I think I am right in saying that a 'zone' in normal pictorial lenses refers to an annular ring around the axis. In real, 'thick' lenses there is room for that ring to move about (on the front element, the aperture stop, the pupils etc) but in an idealised thin lens, which can still have spherical aberration etc, the idea is clear.

An example of a non-zonal aberration would be longitudinal colour: even rays arbitrarily close to the optic axis are focussed to different places.

Emmanuel BIGLER
19-Dec-2006, 04:29
... and another example on non-zonal aberration is distorsion. Even if the lens is stopped down by a conventional iris located on-axis, even if the image is acceptably sharp, distorsion remains even if all rays are forced to cross the iris very close to the axis.

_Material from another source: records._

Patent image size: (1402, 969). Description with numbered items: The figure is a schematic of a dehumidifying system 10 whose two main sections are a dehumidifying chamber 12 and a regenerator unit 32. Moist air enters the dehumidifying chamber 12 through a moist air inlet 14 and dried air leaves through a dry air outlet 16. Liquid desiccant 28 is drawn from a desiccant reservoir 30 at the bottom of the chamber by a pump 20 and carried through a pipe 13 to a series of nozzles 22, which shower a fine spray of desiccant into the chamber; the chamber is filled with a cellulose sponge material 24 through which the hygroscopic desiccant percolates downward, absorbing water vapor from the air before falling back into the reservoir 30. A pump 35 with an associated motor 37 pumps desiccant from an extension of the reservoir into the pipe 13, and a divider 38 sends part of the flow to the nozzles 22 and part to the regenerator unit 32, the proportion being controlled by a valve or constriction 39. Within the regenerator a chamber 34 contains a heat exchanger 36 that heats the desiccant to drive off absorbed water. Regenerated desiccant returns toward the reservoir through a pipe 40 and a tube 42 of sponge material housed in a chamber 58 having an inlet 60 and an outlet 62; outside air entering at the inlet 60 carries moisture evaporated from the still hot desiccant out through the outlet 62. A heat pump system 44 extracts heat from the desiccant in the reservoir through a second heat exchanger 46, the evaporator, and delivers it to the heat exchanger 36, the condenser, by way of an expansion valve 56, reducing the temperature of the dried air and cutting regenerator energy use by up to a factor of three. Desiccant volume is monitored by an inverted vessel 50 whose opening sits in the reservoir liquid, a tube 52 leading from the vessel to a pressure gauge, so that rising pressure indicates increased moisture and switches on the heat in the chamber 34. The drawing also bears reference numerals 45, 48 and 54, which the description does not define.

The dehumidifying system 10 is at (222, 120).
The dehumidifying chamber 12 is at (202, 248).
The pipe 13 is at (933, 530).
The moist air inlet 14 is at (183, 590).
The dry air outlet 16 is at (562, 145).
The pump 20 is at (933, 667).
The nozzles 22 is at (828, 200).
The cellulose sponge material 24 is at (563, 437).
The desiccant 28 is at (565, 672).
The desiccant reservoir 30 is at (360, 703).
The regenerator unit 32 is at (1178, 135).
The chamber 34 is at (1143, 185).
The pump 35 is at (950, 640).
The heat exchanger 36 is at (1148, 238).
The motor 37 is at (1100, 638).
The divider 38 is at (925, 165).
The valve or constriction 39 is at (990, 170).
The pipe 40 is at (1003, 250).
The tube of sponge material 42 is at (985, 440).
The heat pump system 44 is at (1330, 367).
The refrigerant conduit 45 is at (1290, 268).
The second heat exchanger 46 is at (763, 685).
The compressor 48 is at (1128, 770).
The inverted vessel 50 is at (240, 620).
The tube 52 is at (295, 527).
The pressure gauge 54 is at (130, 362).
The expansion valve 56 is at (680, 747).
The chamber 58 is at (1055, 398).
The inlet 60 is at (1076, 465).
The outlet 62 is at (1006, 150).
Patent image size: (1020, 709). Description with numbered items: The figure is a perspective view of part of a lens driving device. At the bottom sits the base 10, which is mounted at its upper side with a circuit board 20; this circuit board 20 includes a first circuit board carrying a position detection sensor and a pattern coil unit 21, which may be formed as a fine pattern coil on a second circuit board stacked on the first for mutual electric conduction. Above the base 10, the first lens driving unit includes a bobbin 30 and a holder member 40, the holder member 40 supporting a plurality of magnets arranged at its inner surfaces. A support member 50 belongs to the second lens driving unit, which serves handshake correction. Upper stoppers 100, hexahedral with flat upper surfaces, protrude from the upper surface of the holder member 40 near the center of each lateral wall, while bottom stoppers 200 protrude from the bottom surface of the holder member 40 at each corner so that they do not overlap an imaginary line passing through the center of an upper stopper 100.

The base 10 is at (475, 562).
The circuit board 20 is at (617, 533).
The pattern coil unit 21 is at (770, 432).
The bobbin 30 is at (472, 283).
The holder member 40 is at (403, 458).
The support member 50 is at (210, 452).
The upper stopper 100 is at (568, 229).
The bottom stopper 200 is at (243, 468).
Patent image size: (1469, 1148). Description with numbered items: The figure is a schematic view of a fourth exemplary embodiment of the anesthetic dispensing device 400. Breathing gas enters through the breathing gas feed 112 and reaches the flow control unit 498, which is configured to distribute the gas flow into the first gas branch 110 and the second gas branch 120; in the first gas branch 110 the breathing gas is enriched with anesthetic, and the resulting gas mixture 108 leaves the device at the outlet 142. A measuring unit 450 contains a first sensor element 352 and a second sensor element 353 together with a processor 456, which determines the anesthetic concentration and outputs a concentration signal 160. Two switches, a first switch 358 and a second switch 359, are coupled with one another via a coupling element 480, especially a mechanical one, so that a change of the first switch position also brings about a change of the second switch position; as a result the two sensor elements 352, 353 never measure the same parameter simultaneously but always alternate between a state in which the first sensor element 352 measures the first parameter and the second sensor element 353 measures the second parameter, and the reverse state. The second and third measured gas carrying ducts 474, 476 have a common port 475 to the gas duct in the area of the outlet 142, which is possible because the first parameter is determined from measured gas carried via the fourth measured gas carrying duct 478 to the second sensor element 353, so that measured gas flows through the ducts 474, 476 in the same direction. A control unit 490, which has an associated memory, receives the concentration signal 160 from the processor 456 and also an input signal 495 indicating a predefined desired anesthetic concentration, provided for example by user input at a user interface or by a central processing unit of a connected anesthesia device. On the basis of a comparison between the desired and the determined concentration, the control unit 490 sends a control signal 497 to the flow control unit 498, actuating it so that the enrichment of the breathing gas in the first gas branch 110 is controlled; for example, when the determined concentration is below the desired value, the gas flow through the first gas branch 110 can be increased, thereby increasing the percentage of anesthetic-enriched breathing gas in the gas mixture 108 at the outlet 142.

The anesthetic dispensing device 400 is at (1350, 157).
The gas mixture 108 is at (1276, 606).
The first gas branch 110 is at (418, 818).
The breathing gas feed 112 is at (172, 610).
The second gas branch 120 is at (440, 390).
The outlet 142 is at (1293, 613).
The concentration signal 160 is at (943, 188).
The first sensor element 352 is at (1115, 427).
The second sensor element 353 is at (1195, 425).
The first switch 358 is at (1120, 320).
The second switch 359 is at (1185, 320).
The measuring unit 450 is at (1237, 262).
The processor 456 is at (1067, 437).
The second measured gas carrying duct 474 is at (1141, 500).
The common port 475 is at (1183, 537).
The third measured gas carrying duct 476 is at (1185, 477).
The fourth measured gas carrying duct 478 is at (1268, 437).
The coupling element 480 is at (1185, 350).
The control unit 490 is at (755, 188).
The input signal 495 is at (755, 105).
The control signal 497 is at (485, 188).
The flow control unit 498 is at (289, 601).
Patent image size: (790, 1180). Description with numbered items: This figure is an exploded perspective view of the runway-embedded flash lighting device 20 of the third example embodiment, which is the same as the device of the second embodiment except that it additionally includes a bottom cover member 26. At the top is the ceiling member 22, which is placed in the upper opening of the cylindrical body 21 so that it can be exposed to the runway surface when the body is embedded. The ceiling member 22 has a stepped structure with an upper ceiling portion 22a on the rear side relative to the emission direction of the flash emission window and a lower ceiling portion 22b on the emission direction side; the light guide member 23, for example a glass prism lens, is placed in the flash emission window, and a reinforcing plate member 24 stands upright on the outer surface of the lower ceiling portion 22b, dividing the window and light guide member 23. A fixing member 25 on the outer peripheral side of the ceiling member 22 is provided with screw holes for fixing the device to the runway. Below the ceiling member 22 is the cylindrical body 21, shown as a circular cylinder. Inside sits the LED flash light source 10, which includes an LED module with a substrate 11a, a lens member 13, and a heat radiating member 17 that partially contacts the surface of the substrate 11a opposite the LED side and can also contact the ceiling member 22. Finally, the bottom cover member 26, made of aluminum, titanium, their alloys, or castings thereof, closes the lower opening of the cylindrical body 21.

A good example of a zonal aberration is coma. I remember being a student trying to show in practice the effect of coma, in fact this is almost impossible to show with a single lens element. You need at least a doublet corrected from spherical aberration (chromatic aberration being optional, you can show the effect with a broadened laser beam). Or a parabolic mirror.
Then you cut out two pieces of cardboard inner/outer circles and define an annular aperture ; then select one after another various parts of this annular aperture, or zone.
Eventually you'll se the characteritic shape of a coma spot and how it is generated by combination of separate parts of the annular zone... but if spherical aberration is there, forget it...

James E Galvin
19-Dec-2006, 08:08
An example for spherical aberration. It is usual to adjust the design so that rays near the lens center and from a ring at .7 of the radius come to a common focus, this gives the best overall correction. but it isn't perfect. Rays from smaller radii, and from larger, miss the focus a bit. The varius radii are called "zones", so that the .7 zone is corrected, other zones have some error. In general, any correction that is good for only one radius, leaving some error at other radii, leaves zonal aberration.